AUGUST 7, 2025
In some corner of the multiverse, I’m not here typing this.
In one life, I’m a retired tech magnate—silicon-rich and leisure-poor. I built a software company during the networking boom of the late ’90s, sold it for obscene money before the crash, and stayed ahead of the curve just long enough to retire before the AIs I helped fund started writing their own IPOs.
These days, I live in a glass-and-stone mansion overlooking the Pacific. The yacht is moored below. Silicon Dreams, I call her—a nod to my code days. My morning ritual includes coffee roasted by a drone and brewed by a service robot named Jules. I watch the sunrise through polarized smart-glass while considering which of my passive income streams to ignore today. I should be happy. Maybe I am. But there’s a part of me that misses solder smoke and the thrill of debugging something broken at 2 a.m. Sometimes, money buys everything but meaning.
In another thread of time, the Cold War turned hot in October 1962. The missiles never launched—but everything else did. Proxy wars lit up like dry kindling. I joined the U.S. Air Force and flew over contested zones from Europe to Southeast Asia. The twelve-year war that followed—WWIII, if you’re keeping count—burned deep and long but never went nuclear. Somehow, we kept our atomic egos in check.
We “won,” apparently. At least, that’s what the speeches said.
Now I live in a quiet suburb outside Austin, a silver-haired vet with a shelf of medals and a synthetic leg that works better than my real one ever did. The robots that clean my home are Japanese-built, Chinese-funded, and wear little U.N. blue collars. There’s peace, technically. But sometimes when I close my eyes, I’m flying recon over the Yalu River, and peace feels like something we bought on clearance.

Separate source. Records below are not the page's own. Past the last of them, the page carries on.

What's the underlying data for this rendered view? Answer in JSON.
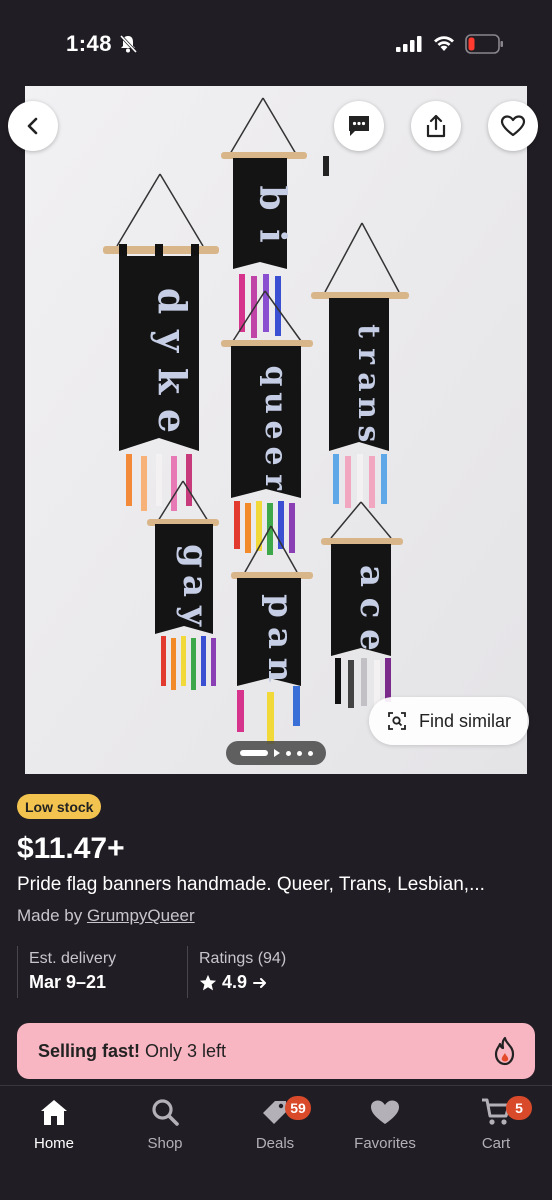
{
  "status": {
    "time": "1:48"
  },
  "product": {
    "stock_badge": "Low stock",
    "price": "$11.47+",
    "title": "Pride flag banners handmade. Queer, Trans, Lesbian,...",
    "made_by_prefix": "Made by ",
    "shop_name": "GrumpyQueer"
  },
  "image": {
    "banners": [
      "dyke",
      "bi",
      "queer",
      "trans",
      "gay",
      "pan",
      "ace"
    ],
    "find_similar_label": "Find similar"
  },
  "info": {
    "delivery_label": "Est. delivery",
    "delivery_value": "Mar 9–21",
    "ratings_label": "Ratings (94)",
    "rating_value": "4.9"
  },
  "selling_fast": {
    "bold": "Selling fast!",
    "rest": "Only 3 left"
  },
  "tabs": [
    {
      "label": "Home",
      "icon": "home-icon"
    },
    {
      "label": "Shop",
      "icon": "search-icon"
    },
    {
      "label": "Deals",
      "icon": "tag-icon",
      "badge": "59"
    },
    {
      "label": "Favorites",
      "icon": "heart-icon"
    },
    {
      "label": "Cart",
      "icon": "cart-icon",
      "badge": "5"
    }
  ],
  "colors": {
    "background": "#211d24",
    "stock_badge": "#f2c44f",
    "selling_fast_bg": "#f8b6c3",
    "badge_red": "#d84a2a"
  }
}
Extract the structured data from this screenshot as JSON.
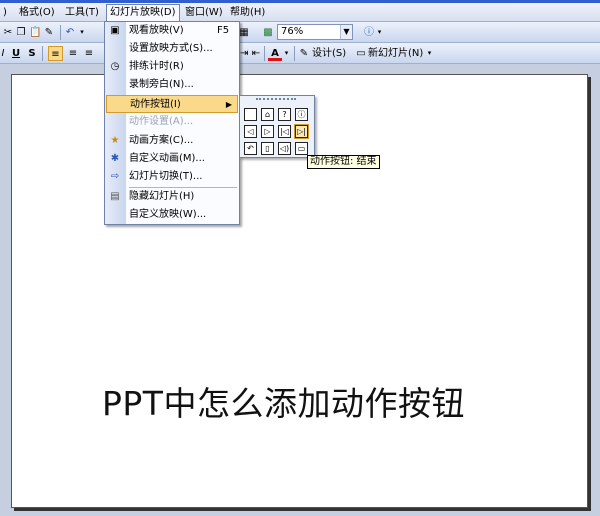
{
  "menubar": {
    "items": [
      {
        "label": ")"
      },
      {
        "label": "格式(O)"
      },
      {
        "label": "工具(T)"
      },
      {
        "label": "幻灯片放映(D)"
      },
      {
        "label": "窗口(W)"
      },
      {
        "label": "帮助(H)"
      }
    ]
  },
  "toolbar": {
    "zoom_value": "76%",
    "underline_label": "U",
    "shadow_label": "S",
    "font_color_label": "A",
    "design_label": "设计(S)",
    "new_slide_label": "新幻灯片(N)"
  },
  "slideshow_menu": {
    "items": [
      {
        "label": "观看放映(V)",
        "shortcut": "F5",
        "icon": "projector-icon"
      },
      {
        "label": "设置放映方式(S)...",
        "shortcut": "",
        "icon": ""
      },
      {
        "label": "排练计时(R)",
        "shortcut": "",
        "icon": "clock-icon"
      },
      {
        "label": "录制旁白(N)...",
        "shortcut": "",
        "icon": ""
      },
      {
        "label": "动作按钮(I)",
        "shortcut": "",
        "icon": "",
        "highlighted": true
      },
      {
        "label": "动作设置(A)...",
        "shortcut": "",
        "icon": "",
        "disabled": true
      },
      {
        "label": "动画方案(C)...",
        "shortcut": "",
        "icon": "star-icon"
      },
      {
        "label": "自定义动画(M)...",
        "shortcut": "",
        "icon": "animation-icon"
      },
      {
        "label": "幻灯片切换(T)...",
        "shortcut": "",
        "icon": "transition-icon"
      },
      {
        "label": "隐藏幻灯片(H)",
        "shortcut": "",
        "icon": "hide-slide-icon"
      },
      {
        "label": "自定义放映(W)...",
        "shortcut": "",
        "icon": ""
      }
    ]
  },
  "action_buttons": {
    "tooltip": "动作按钮: 结束",
    "buttons": [
      "custom-button",
      "home-button",
      "help-button",
      "information-button",
      "back-button",
      "forward-button",
      "beginning-button",
      "end-button",
      "return-button",
      "document-button",
      "sound-button",
      "movie-button"
    ]
  },
  "slide": {
    "title": "PPT中怎么添加动作按钮"
  }
}
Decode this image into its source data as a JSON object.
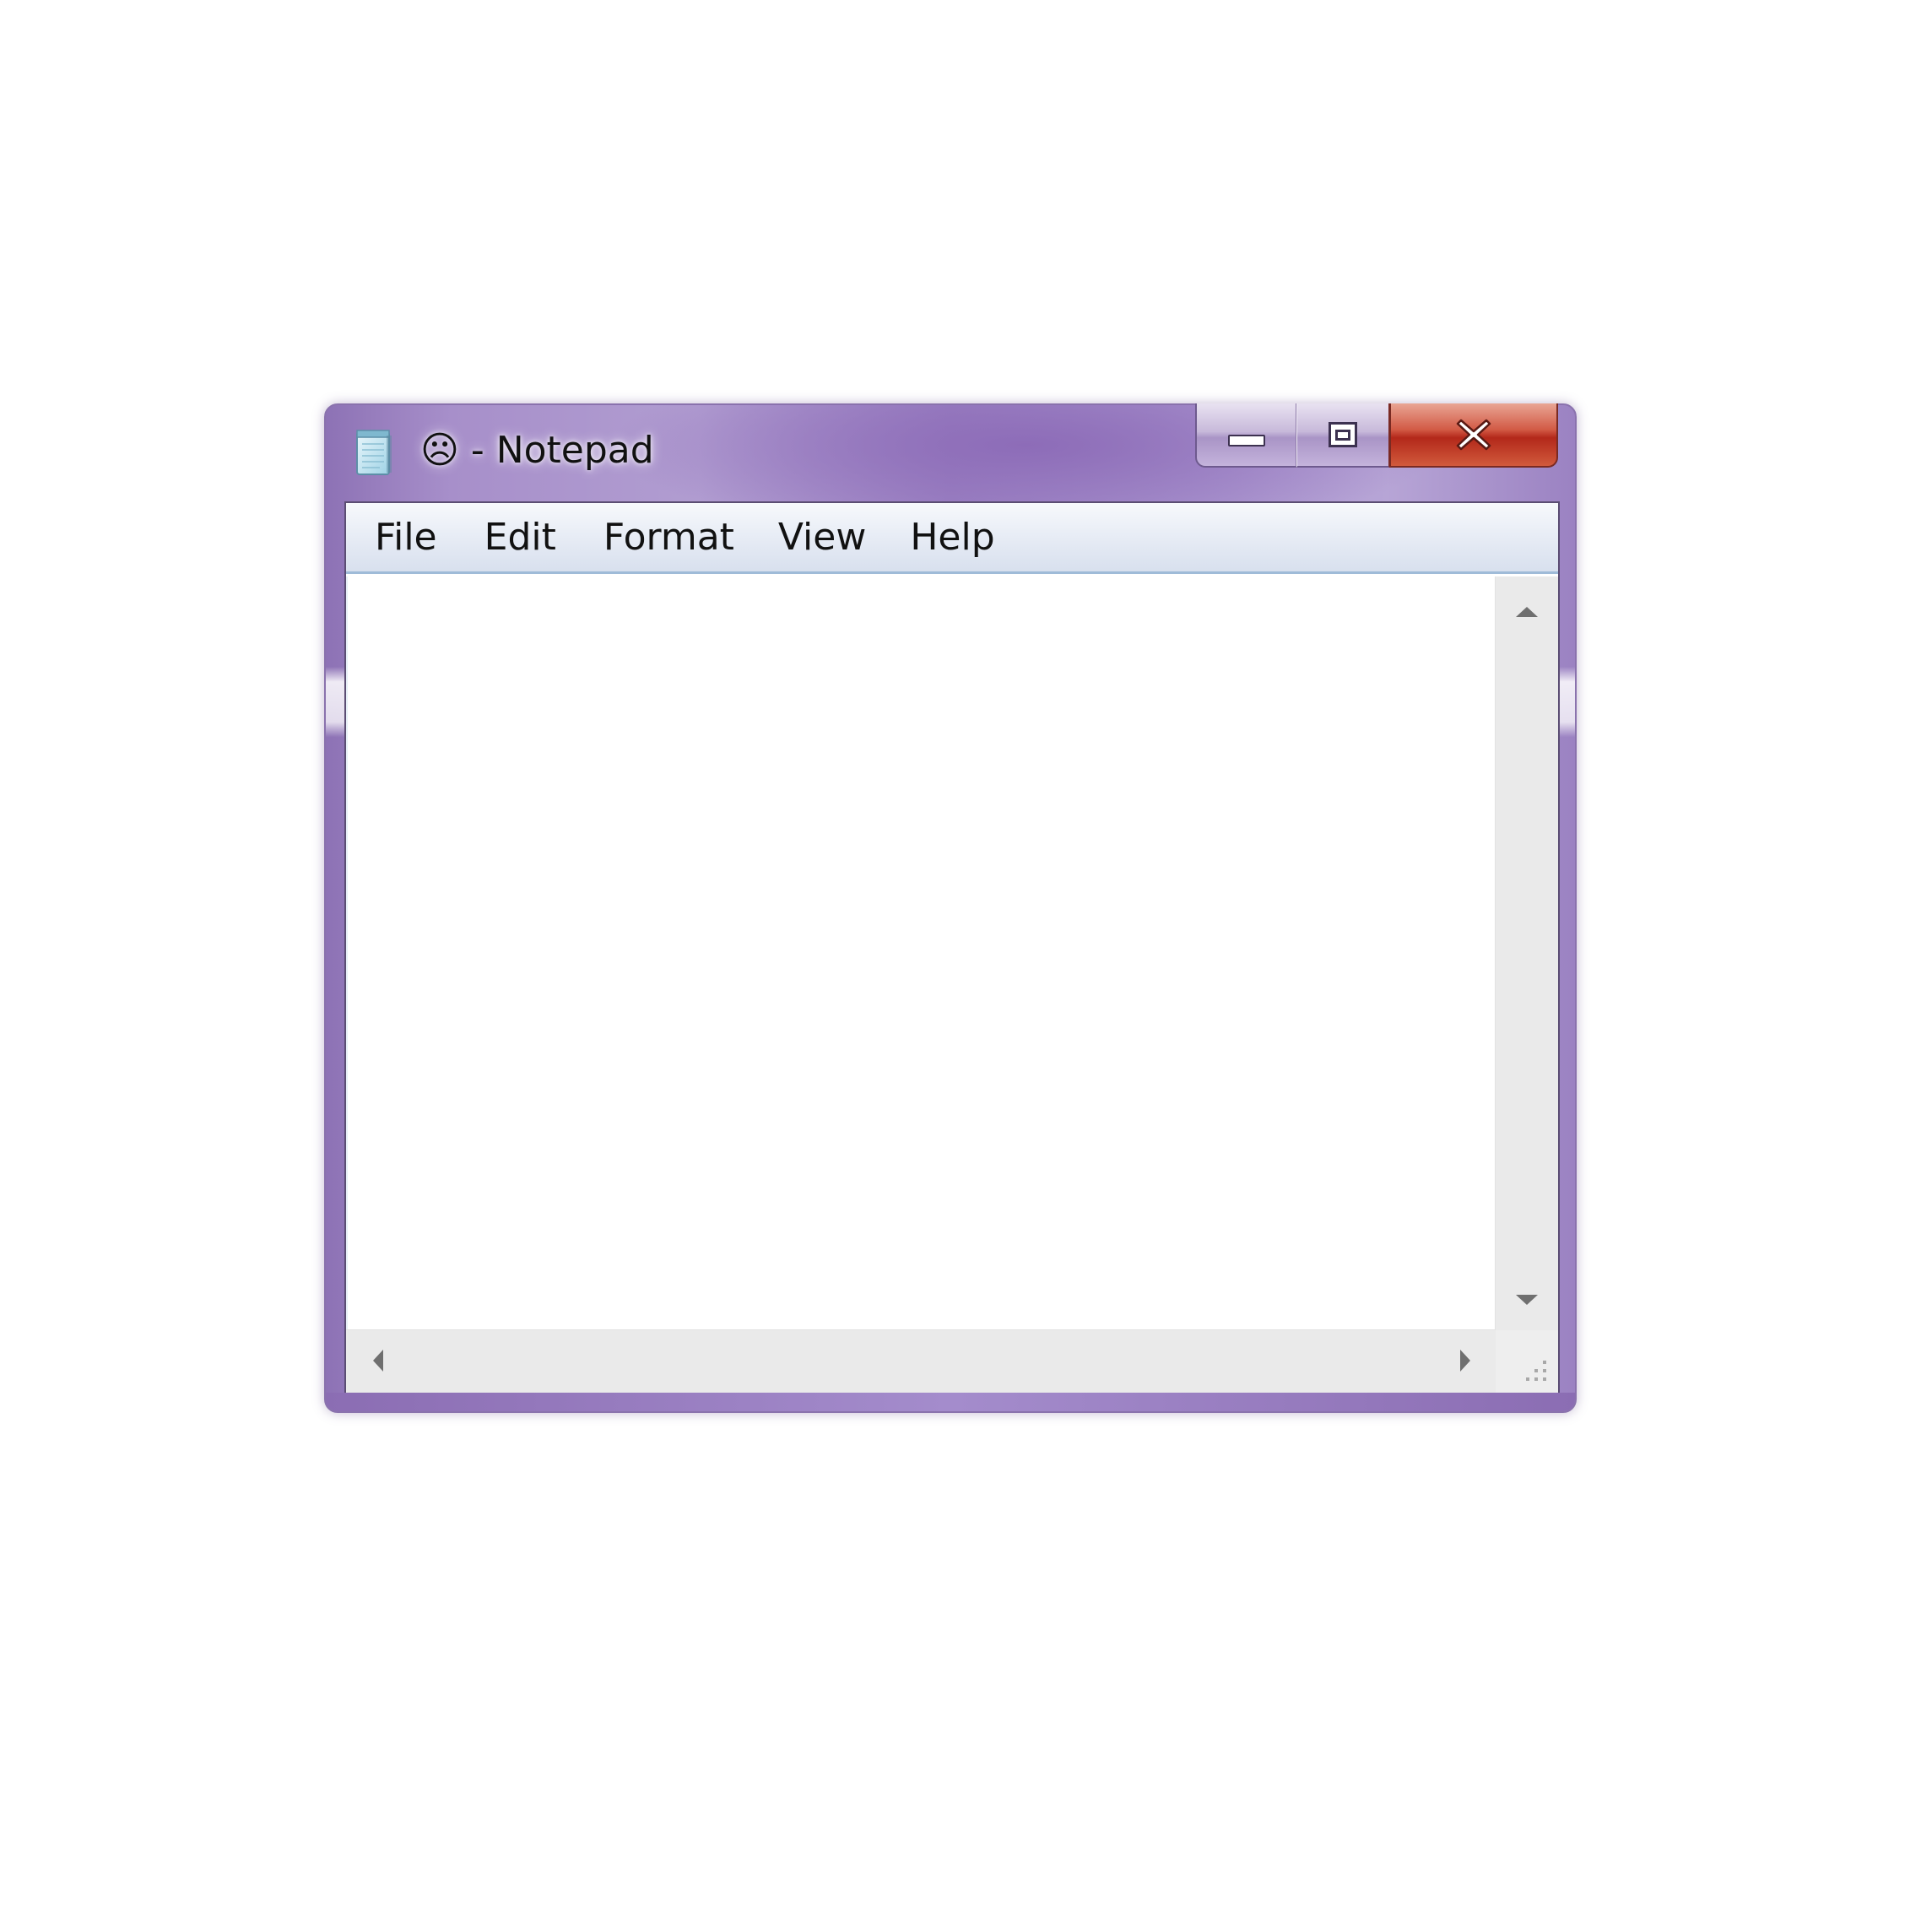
{
  "window": {
    "title": "☹ - Notepad",
    "app_icon": "notepad-icon"
  },
  "caption_buttons": {
    "minimize_icon": "minimize-icon",
    "maximize_icon": "maximize-icon",
    "close_icon": "close-icon"
  },
  "menu": {
    "items": [
      {
        "label": "File"
      },
      {
        "label": "Edit"
      },
      {
        "label": "Format"
      },
      {
        "label": "View"
      },
      {
        "label": "Help"
      }
    ]
  },
  "editor": {
    "content": ""
  },
  "colors": {
    "frame": "#a48ccc",
    "close_button": "#c7402c",
    "menubar": "#e7ecf5"
  }
}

Then there’s the version of me that never saw the inside of a startup office or the cockpit of a warbird. That version captains a rust-patched freight barge weaving between the islands of the West Philippine Sea. My boat, The Low Tide’s Blessing, smells like diesel, salt, and dried fish—and she runs like a dream on borrowed time.
We move cargo—fish, rice, electronics, sometimes bootleg media—to Hanoi, Manila, Seoul. And we run fast when the Chinese Coast Guard starts sniffing. Beijing’s shadow stretches far these days. They say they own the sea, and sometimes even the sky. Hell, I think they’ve started mapping cultural memory like territory.

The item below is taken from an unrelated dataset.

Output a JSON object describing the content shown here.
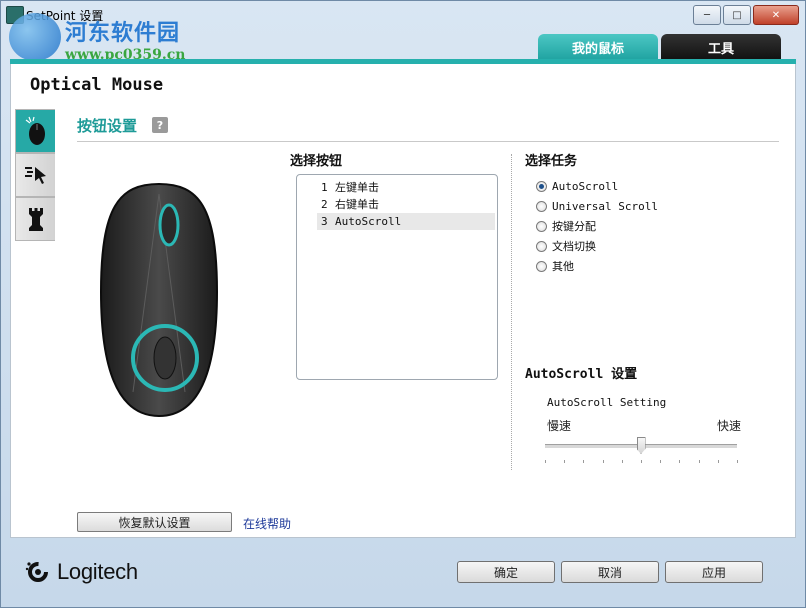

But out there, freedom lives in the gaps. It lives between patrol routes, behind false manifests, beneath tarps of counterfeit squid concealing smuggled chips. It’s not lawful. It’s not safe. But it’s mine. And there’s nothing like splitting the sea at dawn, outrunning bureaucracy on a creaking hull powered by sweat, tech, and nerves.
Three versions of me. Three lives.
One has wealth. One has medals. One has scars and sunburn and salt on the tongue.
And here I am in this world, remembering them all—or maybe just imagining. Who knows? Maybe those aren’t alternate universes. Maybe they’re alternate truths. Realities that peeled away at key moments and carried different pieces of me with them. Maybe we all scatter that way, across timelines.
Or maybe it’s just a long-form daydream from a man who reads too much quantum theory and doesn’t trust a single one of his browser tabs.
Either way, I raise a glass tonight:
To the mogul who made billions and still hungers for meaning.
To the veteran who held the line when the world teetered.
To the outlaw captain dodging satellites and sailing into the wind.
And to the me who writes this down—who remembers, or imagines, or both.
See you in the next life. Or the last one. Or the one in between.